The Two Points of Confusion in the RPC Controversy – (2) Sanctification as Fruit
The idea of salvation is so basic to our doctrine that you might assume we all know exactly what it is. But one of the main errors that fuels controversy is a failure to distinguish between salvation itself and the working out of salvation. Am I already saved, or will I be saved only after I have completed sanctification and glorification? The reason this is confusing is that we define salvation in two different ways.
We use the word salvation like we use the word trip. We may say we have taken a trip to Spain when our plane lands safely in that country (the trip itself). We may also say that our trip included sightseeing and meeting people in Spain (the goals of the trip). We may say that we are saved after we receive the gift of faith and are ingrafted into Christ (salvation itself). We may also say that salvation includes sanctification and glorification (the goals of salvation).

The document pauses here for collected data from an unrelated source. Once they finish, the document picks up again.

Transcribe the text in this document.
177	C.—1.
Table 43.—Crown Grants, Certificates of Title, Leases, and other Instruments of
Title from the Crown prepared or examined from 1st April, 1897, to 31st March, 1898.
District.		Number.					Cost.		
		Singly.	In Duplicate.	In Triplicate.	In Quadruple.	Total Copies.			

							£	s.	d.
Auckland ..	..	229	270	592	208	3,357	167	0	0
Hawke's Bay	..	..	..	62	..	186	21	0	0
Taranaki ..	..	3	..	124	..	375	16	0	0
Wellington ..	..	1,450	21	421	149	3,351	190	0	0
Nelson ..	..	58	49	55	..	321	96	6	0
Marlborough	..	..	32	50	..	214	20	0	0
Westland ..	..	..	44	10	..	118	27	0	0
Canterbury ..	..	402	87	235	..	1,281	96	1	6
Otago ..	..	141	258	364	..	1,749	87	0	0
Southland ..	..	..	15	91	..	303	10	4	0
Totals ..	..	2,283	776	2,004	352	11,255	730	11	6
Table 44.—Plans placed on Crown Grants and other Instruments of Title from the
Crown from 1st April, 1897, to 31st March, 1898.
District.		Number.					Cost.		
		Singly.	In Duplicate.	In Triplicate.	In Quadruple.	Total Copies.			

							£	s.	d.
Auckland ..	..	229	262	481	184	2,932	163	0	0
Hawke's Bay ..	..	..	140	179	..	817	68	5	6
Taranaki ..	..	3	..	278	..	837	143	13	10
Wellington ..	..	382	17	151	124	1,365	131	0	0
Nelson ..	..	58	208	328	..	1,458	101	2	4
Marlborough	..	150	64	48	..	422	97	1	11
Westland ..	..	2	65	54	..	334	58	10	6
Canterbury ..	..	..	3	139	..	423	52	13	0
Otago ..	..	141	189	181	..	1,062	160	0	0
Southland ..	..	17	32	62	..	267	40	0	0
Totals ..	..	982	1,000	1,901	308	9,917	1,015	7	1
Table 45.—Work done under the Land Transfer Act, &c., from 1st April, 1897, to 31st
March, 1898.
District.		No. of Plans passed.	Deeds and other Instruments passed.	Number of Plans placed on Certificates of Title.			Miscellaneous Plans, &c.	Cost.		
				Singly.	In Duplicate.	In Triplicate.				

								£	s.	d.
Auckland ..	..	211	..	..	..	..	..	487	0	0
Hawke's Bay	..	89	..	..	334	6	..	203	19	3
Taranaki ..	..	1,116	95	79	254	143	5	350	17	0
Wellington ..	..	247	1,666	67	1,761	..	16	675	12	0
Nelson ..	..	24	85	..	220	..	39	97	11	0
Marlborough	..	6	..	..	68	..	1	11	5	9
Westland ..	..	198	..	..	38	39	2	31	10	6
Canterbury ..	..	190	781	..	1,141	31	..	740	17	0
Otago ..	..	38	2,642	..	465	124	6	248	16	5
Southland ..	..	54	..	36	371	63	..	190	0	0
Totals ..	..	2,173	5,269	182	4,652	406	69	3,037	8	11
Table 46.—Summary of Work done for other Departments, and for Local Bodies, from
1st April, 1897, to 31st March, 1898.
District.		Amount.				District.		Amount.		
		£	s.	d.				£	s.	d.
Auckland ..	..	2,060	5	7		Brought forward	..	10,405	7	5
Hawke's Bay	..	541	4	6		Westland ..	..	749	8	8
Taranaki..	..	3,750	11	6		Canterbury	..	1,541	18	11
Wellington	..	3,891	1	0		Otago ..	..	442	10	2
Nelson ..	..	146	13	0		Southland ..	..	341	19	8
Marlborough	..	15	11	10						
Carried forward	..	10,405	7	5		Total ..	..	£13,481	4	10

As Herman Hoeksema taught, salvation has a goal, and that goal is perfect covenant fellowship with God. There is a biblical expression that refers to accomplishing salvation’s goal: working out our salvation. Phil 2:12, “work out your own salvation with fear and trembling” cannot mean working toward accomplishing salvation itself. It means working toward salvation’s goal, after salvation is already “your own.”
Even though sanctification and glorification are considered steps in the Order of Salvation (ordo salutis), they belong to the fruit or working out of our salvation, not salvation itself. The ordo salutis includes all of salvation in the broadest sense – decreed, accomplished, and brought to full fruition. It is not a series of steps that determines who will be saved – that is determined in step one (election). And it is not just steps that explain how we are saved (regeneration, justification, etc.); it also includes steps that describe what we are saved unto (sanctification, glorification). If sanctification is a step unto salvation itself, then unsaved man has a job to do, and that is error.
Everything changes when we start talking about sanctification because we are talking about a saved believer. How do we define forgiveness for one who has already been eternally forgiven? (See the Word Baggage blog post.) How do we define justification for one who is already justified? (James 2:21.) How do we explain the commands of scripture to one who has been delivered from the law? (Romans 7:6) Faith and repentance are bestowed upon the unbeliever as a gift, but for the believer who has received these gifts, repentance and faithfulness are also duties. Even the meaning of sanctification changes – in the ordo salutis, and in this blog, sanctification refers to a process that occurs after we are already “sanctified in Christ” (Jude1:1, 1Cor 6:11.) The point is, it is impossible to have a conversation about all these things unless we know whether or not we are talking about one who is already saved.
To say man takes part in salvation itself is a serious doctrinal error; to say man does not take part in the working out of salvation is also a serious doctrinal error. For a student of HH, the question of whether good works are a necessary part of salvation is really a nonsense question. It is like asking if living is a necessary part of life, or if being in Spain is a necessary part of traveling to Spain. Good works are part of the goal of salvation, they are what our new man was created for (Eph 2:10).
But why is it okay to speak of man’s activity in sanctification? Is not sanctification entirely God’s work too? Yes, it is. In fact, every step of the ordo salutis is God’s work and cannot fail – no part of it involves us independently from God. And to make sense of that we must understand the new man, which is the subject of the next blog post.